Taman Hanamiyama, yang dipuji oleh mendiang fotografer Shotaro Akiyama sebagai ‘surga di Fukushima’. Ini bukan taman milik negara atau pemerintah daerah, melainkan tanah pribadi milik keluarga Abe, petani bunga lokal, yang selama bertahun-tahun terus merawat dan membukanya untuk umum secara gratis, dengan niat baik agar ‘semua orang dapat menikmati keindahan bunga-bunga’ [21][23].

Saat musim semi tiba, sekitar 70 jenis bunga seperti sakura, forsythia, peach blossom, dan bunga kanola menyelimuti seluruh gunung, menciptakan pemandangan luar biasa yang bisa disebut sebagai ‘ledakan warna’. Kontras antara pola lelehan salju ‘Kelinci Salju Azuma’ dari Pegunungan Azuma yang menjulang di kejauhan dengan bunga-bunga musim semi sungguh layak untuk dilihat [21][23].

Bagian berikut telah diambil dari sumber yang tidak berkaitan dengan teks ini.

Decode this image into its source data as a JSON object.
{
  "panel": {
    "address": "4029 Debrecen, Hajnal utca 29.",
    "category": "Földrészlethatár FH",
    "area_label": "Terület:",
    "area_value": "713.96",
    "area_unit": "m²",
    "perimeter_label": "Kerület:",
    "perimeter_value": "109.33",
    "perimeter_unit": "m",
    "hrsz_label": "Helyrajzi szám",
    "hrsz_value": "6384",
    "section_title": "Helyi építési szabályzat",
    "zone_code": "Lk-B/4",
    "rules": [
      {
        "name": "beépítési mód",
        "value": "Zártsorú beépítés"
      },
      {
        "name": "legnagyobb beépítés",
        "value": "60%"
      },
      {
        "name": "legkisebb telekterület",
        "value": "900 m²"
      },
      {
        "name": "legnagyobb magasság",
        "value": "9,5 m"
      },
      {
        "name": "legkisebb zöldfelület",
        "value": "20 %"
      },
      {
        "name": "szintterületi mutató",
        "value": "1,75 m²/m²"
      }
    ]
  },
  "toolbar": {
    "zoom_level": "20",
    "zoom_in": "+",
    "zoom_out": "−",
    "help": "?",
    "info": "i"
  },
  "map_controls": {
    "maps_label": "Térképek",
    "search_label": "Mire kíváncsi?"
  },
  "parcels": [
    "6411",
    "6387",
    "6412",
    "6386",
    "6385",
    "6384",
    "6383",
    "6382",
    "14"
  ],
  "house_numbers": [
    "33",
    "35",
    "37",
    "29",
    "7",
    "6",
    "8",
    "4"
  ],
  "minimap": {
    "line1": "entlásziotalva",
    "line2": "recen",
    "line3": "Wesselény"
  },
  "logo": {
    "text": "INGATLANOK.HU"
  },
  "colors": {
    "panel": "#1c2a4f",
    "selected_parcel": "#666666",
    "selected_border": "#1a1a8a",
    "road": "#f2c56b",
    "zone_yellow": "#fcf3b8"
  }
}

[Tips Praktis untuk Kunjungan]
Rute jalan kaki tersedia dalam pilihan 30, 45, dan 60 menit sesuai dengan kondisi fisik. Karena ini adalah jalan pegunungan, pilihlah sepatu yang nyaman untuk berjalan kaki seperti saat mendaki ringan. Selama puncak musim bunga sakura (awal hingga pertengahan April), akan ada pembatasan masuk kendaraan umum, dan Anda harus menggunakan bus antar-jemput dari sekitar Stasiun Fukushima atau area parkir sementara. Perlu diingat, karena taman ini adalah milik pribadi, tidak ada tempat sampah atau toilet di dalam taman. Pastikan untuk menggunakan toilet sementara di dekat halte bus antar-jemput atau pintu masuk taman sebelum masuk. Hormati etika dan nikmati pemandangan indah sambil berterima kasih atas kebaikan warga setempat.

Informasi Fasilitas

  • 📞 Telepon:
    024-531-6428
  • ⏰ Jam Buka:
    Senin: 07.00–18.00
    Selasa: 07.00–18.00
    Rabu: 07.00–18.00
    Kamis: 07.00–18.00
    Jumat: 07.00–18.00
    Sabtu: 07.00–18.00
    Minggu: 07.00–18.00

Rangkuman Tips Lokal untuk Menikmati Wisata Fukushima 120%

Prefektur Fukushima adalah prefektur yang sangat luas, menempati urutan ketiga terbesar di Jepang. Tidak jarang perjalanan antar wilayah seperti ‘Aizu’, ‘Nakadori’, dan ‘Hamadori’ membutuhkan waktu beberapa jam dengan mobil, jadi aturan utamanya adalah membatasi rencana perjalanan Anda menjadi ‘1 hingga 2 wilayah per hari’. Banyak juga spot pemandangan indah (seperti Goshiki-numa dan Abukuma-do) yang sulit diakses hanya dengan transportasi umum, oleh karena itu, sangat disarankan untuk menggunakan mobil sewaan.

Selain itu, iklim di setiap wilayah dalam prefektur yang sama bisa sangat berbeda. Bahkan ketika wilayah Aizu mengalami salju lebat di musim dingin, wilayah Hamadori (sisi Pasifik) mungkin tidak memiliki salju sama sekali. Untuk menghadapi perubahan musim dan perbedaan suhu, siapkan pakaian berlapis dan pakaian yang mudah diatur suhunya, dan nikmati wisata Anda dengan sepatu kets yang nyaman sebagai alas kaki utama.